The CHALLENGER bracket includes nine DI and DII teams divided into three pools:

Gonzaga, McKendree, Stanford
• Cal Poly San Luis Obispo, Grand Canyon, San Jose State
• Air Force, Cal, Western Washington

Cal Poly rugby

Cal Poly No. 8 Natali Espindola / Photo: Jackie Finlan

The Friday pool play rounds kick off at 9:30 a.m., 1:10 p.m. and 3:44 p.m. Presumably, the pool winners and the best 2nd-place finisher (determined by standings/point differential) advance to Saturday’s Cup semifinals. Those games will be played at 11:12 a.m. and 11:34 a.m., with the final at 3:50 p.m. Those outside of the top-four will play in a 5th place round robin through Saturday.

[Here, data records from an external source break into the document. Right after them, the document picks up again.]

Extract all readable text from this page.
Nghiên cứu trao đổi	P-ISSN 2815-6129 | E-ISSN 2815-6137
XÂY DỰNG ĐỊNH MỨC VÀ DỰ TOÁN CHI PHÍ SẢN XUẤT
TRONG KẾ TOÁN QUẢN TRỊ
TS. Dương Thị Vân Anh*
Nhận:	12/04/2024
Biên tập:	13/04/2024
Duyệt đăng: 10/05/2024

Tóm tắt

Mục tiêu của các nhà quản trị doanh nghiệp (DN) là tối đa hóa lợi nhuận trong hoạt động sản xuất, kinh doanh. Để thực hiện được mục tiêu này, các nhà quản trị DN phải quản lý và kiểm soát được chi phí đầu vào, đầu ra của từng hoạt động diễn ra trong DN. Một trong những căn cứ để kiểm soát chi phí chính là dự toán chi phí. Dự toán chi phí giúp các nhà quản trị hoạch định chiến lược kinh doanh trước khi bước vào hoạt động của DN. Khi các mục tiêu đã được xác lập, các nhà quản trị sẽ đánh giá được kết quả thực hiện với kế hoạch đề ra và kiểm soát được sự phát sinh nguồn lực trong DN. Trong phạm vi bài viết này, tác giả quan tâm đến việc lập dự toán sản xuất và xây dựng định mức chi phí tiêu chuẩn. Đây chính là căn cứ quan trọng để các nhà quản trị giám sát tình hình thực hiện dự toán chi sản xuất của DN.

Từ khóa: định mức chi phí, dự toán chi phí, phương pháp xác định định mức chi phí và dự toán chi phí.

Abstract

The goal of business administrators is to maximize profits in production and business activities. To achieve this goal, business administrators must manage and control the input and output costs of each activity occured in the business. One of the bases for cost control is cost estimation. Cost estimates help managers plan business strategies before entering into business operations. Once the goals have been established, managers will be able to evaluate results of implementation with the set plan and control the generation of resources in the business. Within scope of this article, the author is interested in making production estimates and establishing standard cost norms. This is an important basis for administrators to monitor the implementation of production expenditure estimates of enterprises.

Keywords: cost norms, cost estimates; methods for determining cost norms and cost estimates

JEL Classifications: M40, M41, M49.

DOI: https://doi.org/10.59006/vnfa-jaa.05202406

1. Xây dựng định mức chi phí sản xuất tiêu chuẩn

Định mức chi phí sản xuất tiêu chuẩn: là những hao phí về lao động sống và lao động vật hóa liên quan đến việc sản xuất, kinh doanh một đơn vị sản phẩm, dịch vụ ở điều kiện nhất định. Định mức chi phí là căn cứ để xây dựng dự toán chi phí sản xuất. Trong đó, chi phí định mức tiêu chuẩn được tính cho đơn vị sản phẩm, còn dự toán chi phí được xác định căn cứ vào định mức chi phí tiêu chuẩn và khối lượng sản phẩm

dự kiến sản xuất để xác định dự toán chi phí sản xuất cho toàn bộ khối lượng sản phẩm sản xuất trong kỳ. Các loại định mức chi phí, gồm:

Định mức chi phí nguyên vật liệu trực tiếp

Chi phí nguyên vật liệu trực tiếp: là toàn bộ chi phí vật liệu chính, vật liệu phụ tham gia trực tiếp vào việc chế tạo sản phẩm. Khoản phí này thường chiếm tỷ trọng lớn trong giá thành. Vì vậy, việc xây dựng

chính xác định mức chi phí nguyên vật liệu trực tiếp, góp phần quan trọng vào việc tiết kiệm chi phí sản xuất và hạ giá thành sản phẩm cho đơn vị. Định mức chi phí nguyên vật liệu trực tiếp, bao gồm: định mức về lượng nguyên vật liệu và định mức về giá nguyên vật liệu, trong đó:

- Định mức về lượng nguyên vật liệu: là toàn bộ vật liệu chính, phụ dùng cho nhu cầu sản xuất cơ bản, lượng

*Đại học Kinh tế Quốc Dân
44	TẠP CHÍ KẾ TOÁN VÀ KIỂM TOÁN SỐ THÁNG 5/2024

DI Stanford and DII Cal Poly SLO are coming off their respective CRAA 15s championship runs. The Pacific Mountain North pulled together a two-weekend 7s series in April involving five teams. Oregon finished first and competed at CRC 7s, but runner-up Western Washington tied the Ducks 26-26 in the teams’ second match-up. Gonzaga finished third and the first-year program is debuting at nationals. Cal, Air Force and San Jose State are all 7s vets, and McKendree is a new DI CRAA member participating at nationals for the first time.